I open my door, take a deep breath and an employee slips a cancellation form in front of me. “She just wants to know what her last payment will be.” I look into the security camera and all I see is a baldhead. Something inside me said I should get up and go speak to this person. I walk out and this woman had this beautiful energy about her and she politely says, “I understand you have policies and I am happy to pay whatever is due. I am too sick to participate.” I told her not to worry, we would take care of everything and refund all charges.
I went back into my office feeling a little sad and a little calm at the same time. Of course I wanted to scream, “Life you aren’t fair! I hate you!” But, then I thought to myself, “Is that what you really think you’re supposed to walk away from this day thinking? Life isn’t fair? You’re off the stage at this moment so stop being so damn dramatic Rizzi!”

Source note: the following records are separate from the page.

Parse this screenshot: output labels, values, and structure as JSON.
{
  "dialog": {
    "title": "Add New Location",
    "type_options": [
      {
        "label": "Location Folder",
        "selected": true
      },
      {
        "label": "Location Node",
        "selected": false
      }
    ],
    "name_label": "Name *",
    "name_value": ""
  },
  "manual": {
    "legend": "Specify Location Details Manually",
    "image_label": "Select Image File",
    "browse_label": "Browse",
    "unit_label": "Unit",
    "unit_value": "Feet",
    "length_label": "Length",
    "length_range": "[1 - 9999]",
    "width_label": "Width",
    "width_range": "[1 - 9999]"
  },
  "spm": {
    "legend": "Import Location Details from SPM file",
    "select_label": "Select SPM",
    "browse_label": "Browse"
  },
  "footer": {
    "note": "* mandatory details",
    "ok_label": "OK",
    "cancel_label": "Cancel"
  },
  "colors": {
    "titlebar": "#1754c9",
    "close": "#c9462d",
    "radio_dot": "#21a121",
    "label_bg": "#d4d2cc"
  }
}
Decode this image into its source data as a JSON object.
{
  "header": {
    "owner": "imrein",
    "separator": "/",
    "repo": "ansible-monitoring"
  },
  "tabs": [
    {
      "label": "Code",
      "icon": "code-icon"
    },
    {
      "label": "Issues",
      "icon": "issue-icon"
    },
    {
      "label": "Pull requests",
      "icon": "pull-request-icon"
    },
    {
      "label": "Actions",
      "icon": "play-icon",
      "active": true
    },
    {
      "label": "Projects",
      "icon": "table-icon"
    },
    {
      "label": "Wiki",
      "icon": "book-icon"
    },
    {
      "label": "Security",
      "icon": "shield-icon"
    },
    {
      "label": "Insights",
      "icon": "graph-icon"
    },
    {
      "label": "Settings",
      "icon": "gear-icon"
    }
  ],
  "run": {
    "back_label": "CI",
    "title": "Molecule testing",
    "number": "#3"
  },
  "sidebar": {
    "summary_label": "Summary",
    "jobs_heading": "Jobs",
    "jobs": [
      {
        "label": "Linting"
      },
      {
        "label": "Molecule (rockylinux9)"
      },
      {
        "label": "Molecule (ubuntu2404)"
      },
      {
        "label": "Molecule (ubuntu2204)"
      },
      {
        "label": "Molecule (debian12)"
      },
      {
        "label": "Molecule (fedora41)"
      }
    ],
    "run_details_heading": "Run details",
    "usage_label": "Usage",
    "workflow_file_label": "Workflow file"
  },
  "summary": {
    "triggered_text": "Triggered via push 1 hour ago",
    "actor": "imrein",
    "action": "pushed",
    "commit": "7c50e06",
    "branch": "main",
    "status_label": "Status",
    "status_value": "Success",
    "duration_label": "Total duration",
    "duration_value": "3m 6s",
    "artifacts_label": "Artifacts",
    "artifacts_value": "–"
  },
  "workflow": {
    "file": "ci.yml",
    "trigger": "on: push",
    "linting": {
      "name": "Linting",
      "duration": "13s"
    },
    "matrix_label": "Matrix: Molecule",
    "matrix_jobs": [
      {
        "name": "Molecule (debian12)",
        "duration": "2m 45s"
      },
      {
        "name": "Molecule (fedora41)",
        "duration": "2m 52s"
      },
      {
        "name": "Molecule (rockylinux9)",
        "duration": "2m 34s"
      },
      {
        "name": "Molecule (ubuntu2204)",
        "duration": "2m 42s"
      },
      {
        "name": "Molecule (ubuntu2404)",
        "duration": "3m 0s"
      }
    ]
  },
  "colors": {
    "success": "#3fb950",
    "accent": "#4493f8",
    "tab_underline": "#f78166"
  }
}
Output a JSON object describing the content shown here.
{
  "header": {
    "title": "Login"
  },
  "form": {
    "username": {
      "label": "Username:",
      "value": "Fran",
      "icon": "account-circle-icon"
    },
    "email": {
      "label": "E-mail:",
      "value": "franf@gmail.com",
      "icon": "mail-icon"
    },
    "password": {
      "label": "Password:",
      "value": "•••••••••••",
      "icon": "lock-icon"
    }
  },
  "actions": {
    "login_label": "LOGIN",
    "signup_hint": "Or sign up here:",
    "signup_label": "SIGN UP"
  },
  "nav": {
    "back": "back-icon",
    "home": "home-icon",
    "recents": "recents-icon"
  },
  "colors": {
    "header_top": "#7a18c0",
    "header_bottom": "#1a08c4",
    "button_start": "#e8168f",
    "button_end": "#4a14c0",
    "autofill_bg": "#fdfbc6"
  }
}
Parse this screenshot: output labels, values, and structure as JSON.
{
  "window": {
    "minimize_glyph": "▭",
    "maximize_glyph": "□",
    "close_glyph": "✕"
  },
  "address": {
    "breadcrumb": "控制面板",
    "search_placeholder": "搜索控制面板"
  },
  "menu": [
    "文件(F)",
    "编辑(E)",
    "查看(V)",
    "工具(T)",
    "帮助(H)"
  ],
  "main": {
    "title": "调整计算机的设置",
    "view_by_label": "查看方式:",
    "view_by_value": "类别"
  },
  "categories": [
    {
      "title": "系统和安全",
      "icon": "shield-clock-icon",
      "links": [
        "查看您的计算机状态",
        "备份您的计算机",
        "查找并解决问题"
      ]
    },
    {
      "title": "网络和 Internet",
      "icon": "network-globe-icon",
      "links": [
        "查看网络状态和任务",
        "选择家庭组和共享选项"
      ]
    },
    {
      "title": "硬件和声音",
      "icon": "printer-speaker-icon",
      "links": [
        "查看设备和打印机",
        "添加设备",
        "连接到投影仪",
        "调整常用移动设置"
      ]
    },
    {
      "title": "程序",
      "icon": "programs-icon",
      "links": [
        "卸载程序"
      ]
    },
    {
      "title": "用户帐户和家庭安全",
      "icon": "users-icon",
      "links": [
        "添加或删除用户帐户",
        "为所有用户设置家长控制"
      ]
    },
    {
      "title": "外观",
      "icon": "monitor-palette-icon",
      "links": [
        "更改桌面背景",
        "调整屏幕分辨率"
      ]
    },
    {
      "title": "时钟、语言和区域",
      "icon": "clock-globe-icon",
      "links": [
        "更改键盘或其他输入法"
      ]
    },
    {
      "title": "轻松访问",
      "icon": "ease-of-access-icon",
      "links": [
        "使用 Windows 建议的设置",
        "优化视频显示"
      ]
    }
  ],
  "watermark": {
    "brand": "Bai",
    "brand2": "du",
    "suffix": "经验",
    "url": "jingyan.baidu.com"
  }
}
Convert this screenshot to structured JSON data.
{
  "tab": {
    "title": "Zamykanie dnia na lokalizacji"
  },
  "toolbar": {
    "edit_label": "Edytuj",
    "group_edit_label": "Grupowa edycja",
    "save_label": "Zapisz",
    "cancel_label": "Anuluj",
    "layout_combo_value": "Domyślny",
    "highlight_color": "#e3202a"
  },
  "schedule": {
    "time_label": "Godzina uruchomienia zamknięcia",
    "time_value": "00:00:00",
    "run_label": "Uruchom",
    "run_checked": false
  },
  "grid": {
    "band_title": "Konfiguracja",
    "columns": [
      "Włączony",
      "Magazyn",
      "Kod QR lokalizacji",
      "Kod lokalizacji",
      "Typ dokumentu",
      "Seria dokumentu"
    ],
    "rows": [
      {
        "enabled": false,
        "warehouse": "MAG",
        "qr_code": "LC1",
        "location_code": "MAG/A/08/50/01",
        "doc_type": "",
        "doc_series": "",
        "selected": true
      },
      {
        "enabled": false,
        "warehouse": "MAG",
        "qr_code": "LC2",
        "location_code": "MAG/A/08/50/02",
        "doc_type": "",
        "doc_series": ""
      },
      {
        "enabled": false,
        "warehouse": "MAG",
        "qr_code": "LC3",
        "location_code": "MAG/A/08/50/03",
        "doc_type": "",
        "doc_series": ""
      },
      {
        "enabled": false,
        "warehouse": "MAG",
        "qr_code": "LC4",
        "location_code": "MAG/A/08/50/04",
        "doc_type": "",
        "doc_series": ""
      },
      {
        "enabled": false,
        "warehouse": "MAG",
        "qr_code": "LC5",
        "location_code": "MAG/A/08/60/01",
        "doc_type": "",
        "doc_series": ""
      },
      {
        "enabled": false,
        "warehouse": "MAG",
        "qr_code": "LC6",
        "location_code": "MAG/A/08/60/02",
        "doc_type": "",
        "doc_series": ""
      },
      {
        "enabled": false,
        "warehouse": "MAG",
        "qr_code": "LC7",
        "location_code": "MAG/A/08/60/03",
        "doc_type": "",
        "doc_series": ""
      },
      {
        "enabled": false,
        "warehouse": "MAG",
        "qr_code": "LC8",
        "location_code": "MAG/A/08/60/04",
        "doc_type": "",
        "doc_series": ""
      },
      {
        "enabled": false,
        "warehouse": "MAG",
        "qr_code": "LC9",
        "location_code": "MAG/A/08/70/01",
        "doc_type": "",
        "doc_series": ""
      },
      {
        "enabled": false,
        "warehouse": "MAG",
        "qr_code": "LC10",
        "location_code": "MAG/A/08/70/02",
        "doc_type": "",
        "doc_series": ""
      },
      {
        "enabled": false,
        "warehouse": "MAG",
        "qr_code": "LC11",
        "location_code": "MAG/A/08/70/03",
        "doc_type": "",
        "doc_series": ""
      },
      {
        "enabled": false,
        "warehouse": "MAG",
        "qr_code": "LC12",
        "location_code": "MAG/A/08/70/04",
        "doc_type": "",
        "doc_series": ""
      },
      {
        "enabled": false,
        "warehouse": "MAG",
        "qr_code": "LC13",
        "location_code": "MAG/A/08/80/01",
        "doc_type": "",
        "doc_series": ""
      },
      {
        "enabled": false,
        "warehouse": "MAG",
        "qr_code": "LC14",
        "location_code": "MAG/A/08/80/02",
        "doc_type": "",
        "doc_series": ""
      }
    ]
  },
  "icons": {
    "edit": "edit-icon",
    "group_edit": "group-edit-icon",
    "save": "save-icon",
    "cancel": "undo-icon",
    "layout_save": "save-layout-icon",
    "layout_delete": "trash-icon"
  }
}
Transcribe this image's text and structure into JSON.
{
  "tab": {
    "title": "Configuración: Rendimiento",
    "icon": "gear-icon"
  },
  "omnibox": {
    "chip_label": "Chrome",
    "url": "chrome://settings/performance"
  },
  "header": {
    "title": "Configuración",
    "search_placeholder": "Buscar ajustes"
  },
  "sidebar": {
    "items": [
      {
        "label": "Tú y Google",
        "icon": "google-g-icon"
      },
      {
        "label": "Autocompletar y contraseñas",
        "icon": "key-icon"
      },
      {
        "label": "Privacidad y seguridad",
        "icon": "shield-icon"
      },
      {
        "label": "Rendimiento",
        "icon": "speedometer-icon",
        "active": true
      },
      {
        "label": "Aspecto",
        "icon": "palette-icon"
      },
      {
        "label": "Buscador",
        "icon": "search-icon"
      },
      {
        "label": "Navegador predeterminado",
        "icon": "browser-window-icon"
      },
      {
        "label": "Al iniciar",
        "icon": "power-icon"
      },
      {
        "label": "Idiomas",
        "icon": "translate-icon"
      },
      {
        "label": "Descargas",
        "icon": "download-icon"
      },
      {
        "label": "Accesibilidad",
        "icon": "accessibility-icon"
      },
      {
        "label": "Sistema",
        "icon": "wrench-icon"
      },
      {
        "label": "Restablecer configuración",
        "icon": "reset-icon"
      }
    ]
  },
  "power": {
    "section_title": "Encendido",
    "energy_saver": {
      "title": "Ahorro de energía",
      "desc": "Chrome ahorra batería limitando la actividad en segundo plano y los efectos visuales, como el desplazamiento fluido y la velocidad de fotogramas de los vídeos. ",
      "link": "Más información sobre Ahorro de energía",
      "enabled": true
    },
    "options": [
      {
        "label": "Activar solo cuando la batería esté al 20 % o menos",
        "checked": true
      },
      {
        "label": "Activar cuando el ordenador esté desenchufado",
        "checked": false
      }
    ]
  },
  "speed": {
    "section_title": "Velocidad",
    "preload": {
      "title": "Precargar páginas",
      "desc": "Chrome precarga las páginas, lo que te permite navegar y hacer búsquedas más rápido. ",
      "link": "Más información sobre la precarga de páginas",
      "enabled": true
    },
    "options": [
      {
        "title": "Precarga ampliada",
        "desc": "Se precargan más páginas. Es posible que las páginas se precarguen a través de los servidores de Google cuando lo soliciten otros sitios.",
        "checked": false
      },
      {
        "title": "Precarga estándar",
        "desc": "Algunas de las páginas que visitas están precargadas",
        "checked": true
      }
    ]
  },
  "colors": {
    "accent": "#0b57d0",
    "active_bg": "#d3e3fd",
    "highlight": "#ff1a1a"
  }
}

So, no, I am not going to do that. I am not going to let the bullies I face turn me into a person who hates life and the people who I encounter on a daily basis. Life is what it is. There are both good and bad parts about it. Bullies get their way, kind people get sick, lazy people find success, people who work hard never get the chance, good hearts get broken, and you never know what someone else is going through that makes them behave the way that they do. So, put your foot down when an asshole is out of line, be as nice as you possibly can to people who are sick, and do your best to let your loving light shine despite all obstacles. After all, life is a gift and you never really know when it’s going to be taken away.
Onward and upward…with my mind repeating a line from the movie I watched on the plane ride home from the comedy festival…”just be sure to notice the collateral beauty!”